Ironically enough, we can have a badass female lead and her black partner-in-crime in a space opera (http://www.imdb.com/title/tt2488496) that takes place in some galaxy far, far away (as well as an interracial ragtag mix of street racing car enthusiasts in a live action Roadrunner cartoon (http://www.imdb.com/title/tt2820852)) – yet stories set in places like Brooklyn, Los Angeles, Toronto or London seem to lack the color that exists in the real-life versions of their coffee shops, conference rooms, and yoga studios.

With that said, I didn’t become a filmmaker for social justice or racial politics.

For me, it’s simple. It’s about creativity.

Watching movies and TV shows about the same small cadre of pretty white people gets repetitive and boring. I mean, how many times do we have to see Matt Damon getting rescued (http://time.com/4162254/cost-of-rescuing-matt-damon/) time and again? How many more derivatives of FRIENDS do we need, featuring an ensemble of middle to upper class white friends/families having the same white people problems? (And, yes, there are white people problems that while not unique to white people, are seen as “charming” by my immigrant parents). How many times do I need to see a dorky white guy earnestly ruminate on his life (and in 99.99% of films being unconscious to his own white privilege), or the beefy white guy saving the world while the cardboard cutout white princess is there as his prop?

If instead of Matt Damon, Idris Elba is trapped in Nazi territory, how does that change the story?
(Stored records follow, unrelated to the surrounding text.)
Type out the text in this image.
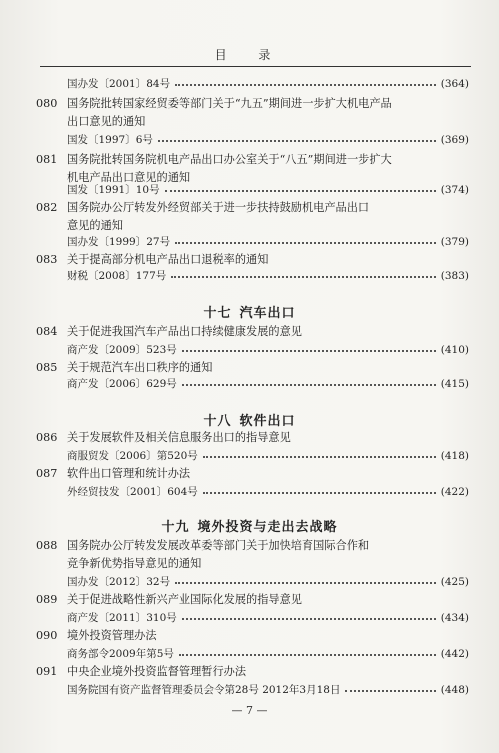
目 录
国办发〔2001〕84号	(364)
080 国务院批转国家经贸委等部门关于“九五”期间进一步扩大机电产品
出口意见的通知
国发〔1997〕6号	(369)
081 国务院批转国务院机电产品出口办公室关于“八五”期间进一步扩大
机电产品出口意见的通知
国发〔1991〕10号	(374)
082 国务院办公厅转发外经贸部关于进一步扶持鼓励机电产品出口
意见的通知
国办发〔1999〕27号	(379)
083 关于提高部分机电产品出口退税率的通知
财税〔2008〕177号	(383)
十七 汽车出口
084 关于促进我国汽车产品出口持续健康发展的意见
商产发〔2009〕523号	(410)
085 关于规范汽车出口秩序的通知
商产发〔2006〕629号	(415)
十八 软件出口
086 关于发展软件及相关信息服务出口的指导意见
商服贸发〔2006〕第520号	(418)
087 软件出口管理和统计办法
外经贸技发〔2001〕604号	(422)
十九 境外投资与走出去战略
088 国务院办公厅转发发展改革委等部门关于加快培育国际合作和
竞争新优势指导意见的通知
国办发〔2012〕32号	(425)
089 关于促进战略性新兴产业国际化发展的指导意见
商产发〔2011〕310号	(434)
090 境外投资管理办法
商务部令2009年第5号	(442)
091 中央企业境外投资监督管理暂行办法
国务院国有资产监督管理委员会令第28号 2012年3月18日	(448)
— 7 —
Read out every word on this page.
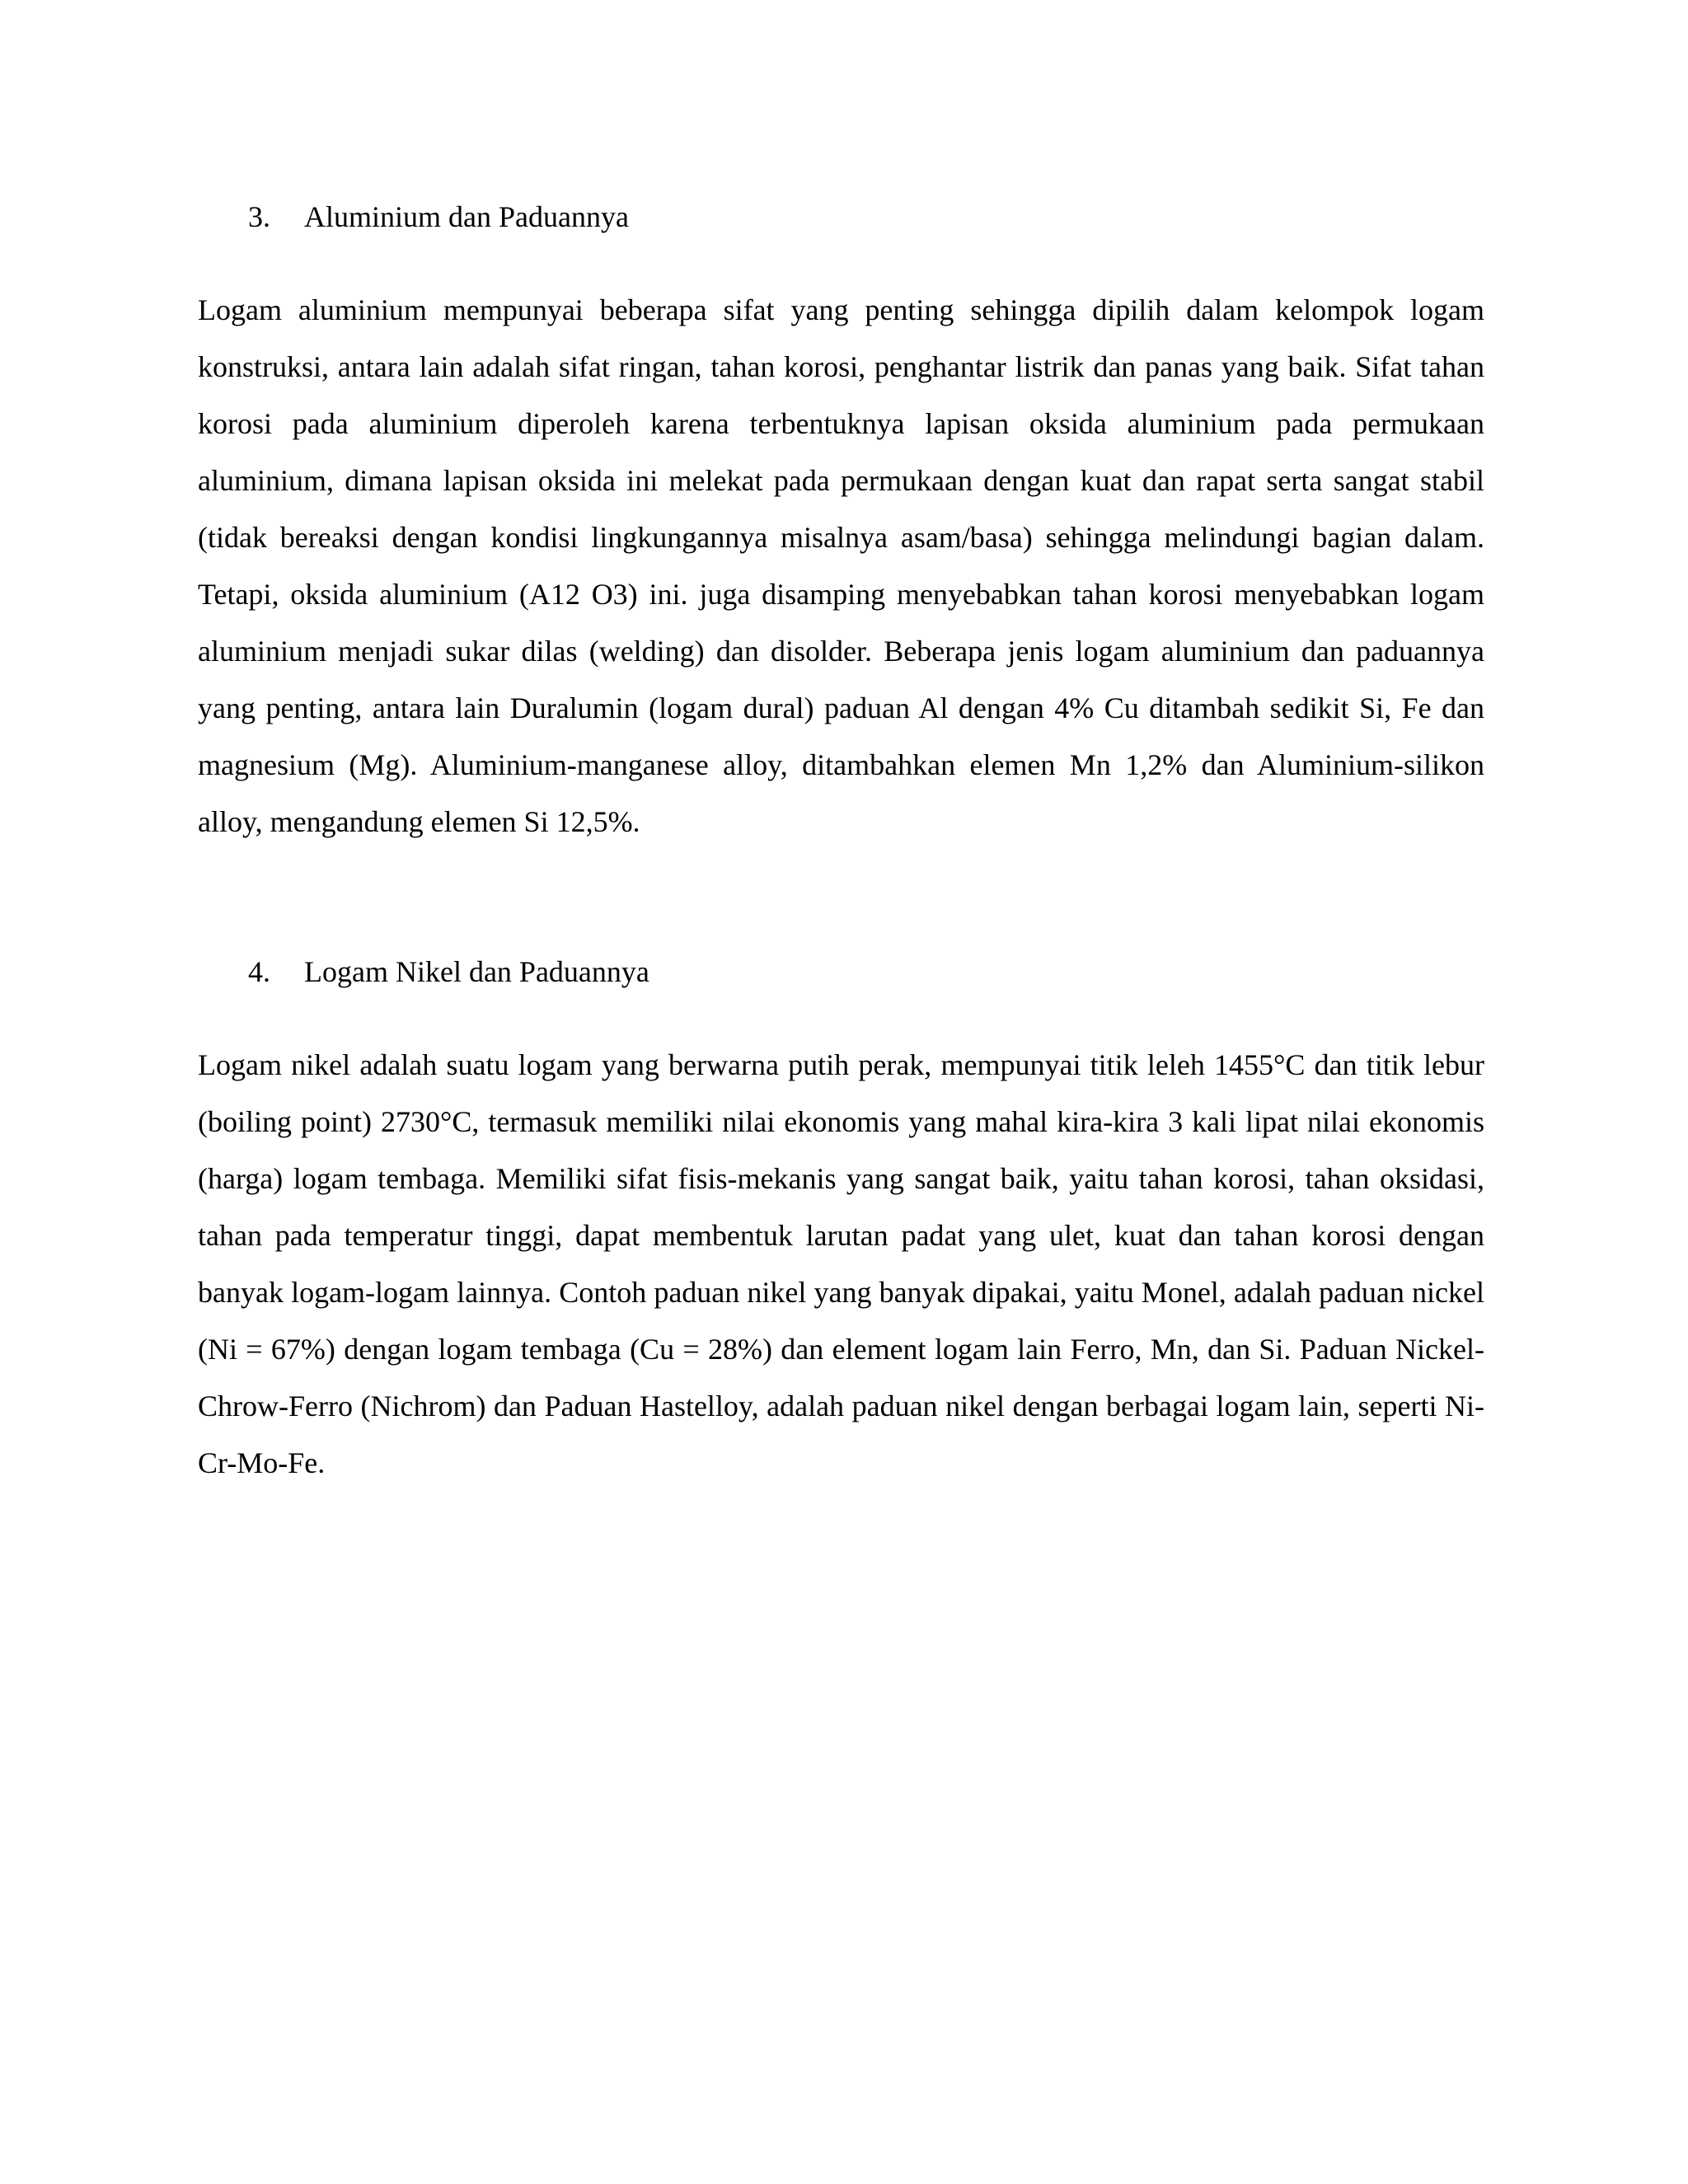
3. Aluminium dan Paduannya

Logam aluminium mempunyai beberapa sifat yang penting sehingga dipilih dalam kelompok logam konstruksi, antara lain adalah sifat ringan, tahan korosi, penghantar listrik dan panas yang baik. Sifat tahan korosi pada aluminium diperoleh karena terbentuknya lapisan oksida aluminium pada permukaan aluminium, dimana lapisan oksida ini melekat pada permukaan dengan kuat dan rapat serta sangat stabil (tidak bereaksi dengan kondisi lingkungannya misalnya asam/basa) sehingga melindungi bagian dalam. Tetapi, oksida aluminium (A12 O3) ini. juga disamping menyebabkan tahan korosi menyebabkan logam aluminium menjadi sukar dilas (welding) dan disolder. Beberapa jenis logam aluminium dan paduannya yang penting, antara lain Duralumin (logam dural) paduan Al dengan 4% Cu ditambah sedikit Si, Fe dan magnesium (Mg). Aluminium-manganese alloy, ditambahkan elemen Mn 1,2% dan Aluminium-silikon alloy, mengandung elemen Si 12,5%.

4. Logam Nikel dan Paduannya

Logam nikel adalah suatu logam yang berwarna putih perak, mempunyai titik leleh 1455°C dan titik lebur (boiling point) 2730°C, termasuk memiliki nilai ekonomis yang mahal kira-kira 3 kali lipat nilai ekonomis (harga) logam tembaga. Memiliki sifat fisis-mekanis yang sangat baik, yaitu tahan korosi, tahan oksidasi, tahan pada temperatur tinggi, dapat membentuk larutan padat yang ulet, kuat dan tahan korosi dengan banyak logam-logam lainnya. Contoh paduan nikel yang banyak dipakai, yaitu Monel, adalah paduan nickel (Ni = 67%) dengan logam tembaga (Cu = 28%) dan element logam lain Ferro, Mn, dan Si. Paduan Nickel-Chrow-Ferro (Nichrom) dan Paduan Hastelloy, adalah paduan nikel dengan berbagai logam lain, seperti Ni-Cr-Mo-Fe.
Stories from voices of color and women (that doesn’t involve romance tropes) really matter *and* don’t matter at the same time. They matter because gender, ethnicity, culture, and sexual identity impact the lens in which the characters see and interact, even if it’s in the subtleties. These million little subtleties will add up to a completely different tone of story. At the same time, they also don’t matter because these stories, being so specific to their experiences, become universal. Because of that very specificity. The white male experience is *specific* to a particular group, yet audiences of all backgrounds are willing to accept these stories as universal. Heroes and villains come in all colors, genders and sexual identities, and if we expand our cast of characters beyond just one hyperspecific subculture, the stories are all the more interesting. The straight white adult male – which is not “mainstream” or “normal” but a subculture just like any other subculture – on numbers alone are a minority as well.

As an audience member, I want to see more coming-of-age films about Hispanic teens in East LA. I want to see big dumb movies destroying Mumbai and Mexico City, or aliens landing in Nigeria. Why does it always have to be New York or LA? What if aliens decided Cleveland was worth invading? Imagine a DISTRICT 9 type of story where a small group of advanced aliens crash land and occupy the housing projects in Baltimore – and the tepid response (or lack thereof?) from the city. That’s the unfamiliar and unexplored territory I want to see.

As a filmmaker, I want to tell stories about fully realized, three dimensional characters who are not just mouthpieces for an agenda or soapbox for social issues. Empathy for individual can change and educate people about social issues that lecturing cannot.

And frankly, it’s more interesting to sit in the shoes of an Asian female lesbian drug addict. I trust that audiences want that too – not just to see a reflection of themselves, but to see another world unlike their own. Otherwise, why would films such as STRAIGHT OUTTA COMPTON become such a huge hit both domestically and overseas? Why does TRANSPARENT get the kind of critical and audience acclaim? They contain fully-realized, diverse, characters that are individual and unique. And audiences relate to them.

No more archetypes or cardboard cutouts, or placeholders.

With my latest feature film FOR IZZY, I want to explore aspects that are overlooked and misunderstood: autism, addiction, and adult romance. Yes, there are Asians with autism, Asians who have substance abuse issues, and Asians who fall in love at an advanced age when pop culture tells them that it’s too late.

And that is why I make films about characters such as these. Simply, because their stories are worth telling.